Vols commerciaux à l'aéroport de Sherbrooke : la Ville pourra aller de l'avant

Les aéroports qui n'ont pas accès au contrôle de sûreté de l'Administration canadienne de la sûreté du transport aérien pourront y avoir recours selon un principe de recouvrement des coûts. C'est donc dire que la Ville de Sherbrooke pourra offrir des vols commerciaux de son aéroport si elle défraye les coûts d'acquisition d'un service de contrôle.

Un texte de Geneviève Proulx

La nouvelle a été annoncée par le ministre des Affaires étrangères, Rob Nicholson au nom de la ministre du Transport du Canada, Lisa Raitt, en début d'après-midi. « Au cours des dernières années, plusieurs petits aéroports ont manifesté leur intérêt pour obtenir des services de contrôle. Les mesures annoncées permettent à ces petits aéroports non désignés d'allouer des fonds pour des services de contrôle qui permettront aux passagers d'avoir des vols de correspondance aux grands aéroports, tout en améliorant la sûreté du réseau de transport aérien du Canada », peut-on lire dans un communiqué. 

Cette désignation désirée permet le déploiement de services de contrôle des passagers et des bagages dans les aéroports offrant un service aérien commercial. Ce service de contrôle autorise ensuite les transporteurs aériens à procéder au débarquement de leurs passagers directement dans la zone sécurisée de l'aéroport de destination, ce qui leur évite d'importants délais.

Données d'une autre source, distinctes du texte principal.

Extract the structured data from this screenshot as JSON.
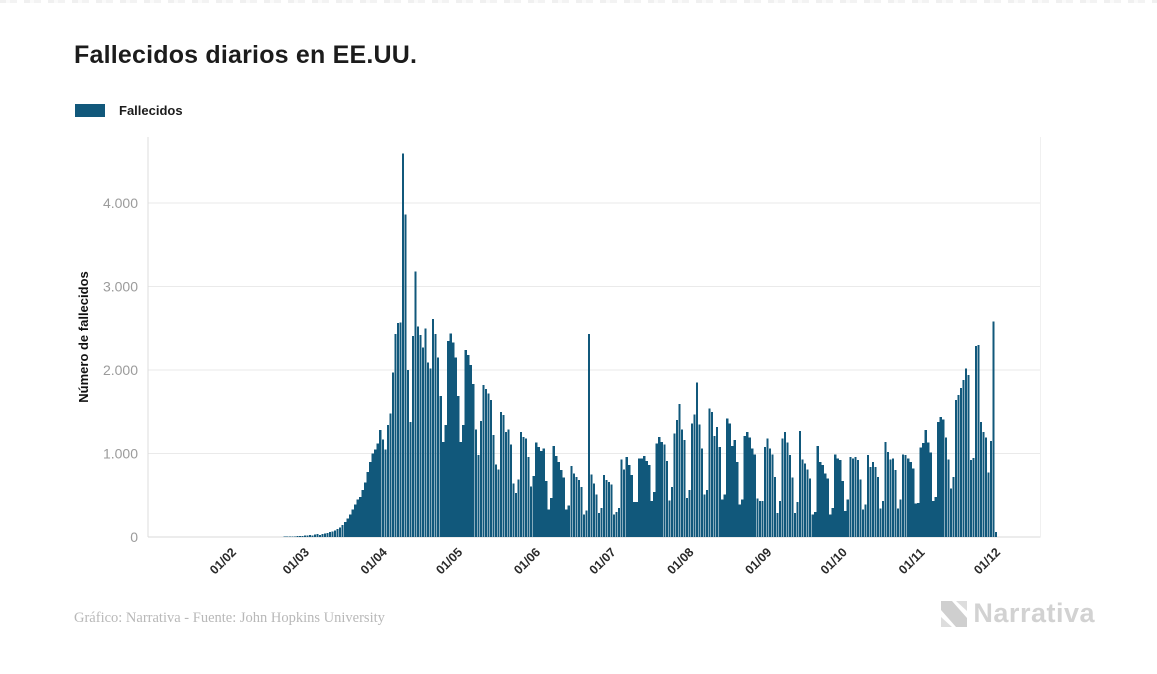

Désignation longtemps rêvée

La Ville de Sherbrooke demandait depuis longtemps ce contrôle de sécurité à son aéroport. Selon le maire de Sherbrooke, Bernard Sévigny, Sherbrooke se doit d'avoir un aéroport pour desservir sa population, mais aussi pour assurer un avenir économique prometteur. « Parmi les 19 agglomérations canadiennes de plus de 200 000 habitants, Sherbrooke est la seule à ne pas être desservie par les lignes aériennes nationales! L'absence d'un lien aérien commercial vers les grands centres économiques canadiens est un frein aux efforts de développement économique de notre région », avait-il dit.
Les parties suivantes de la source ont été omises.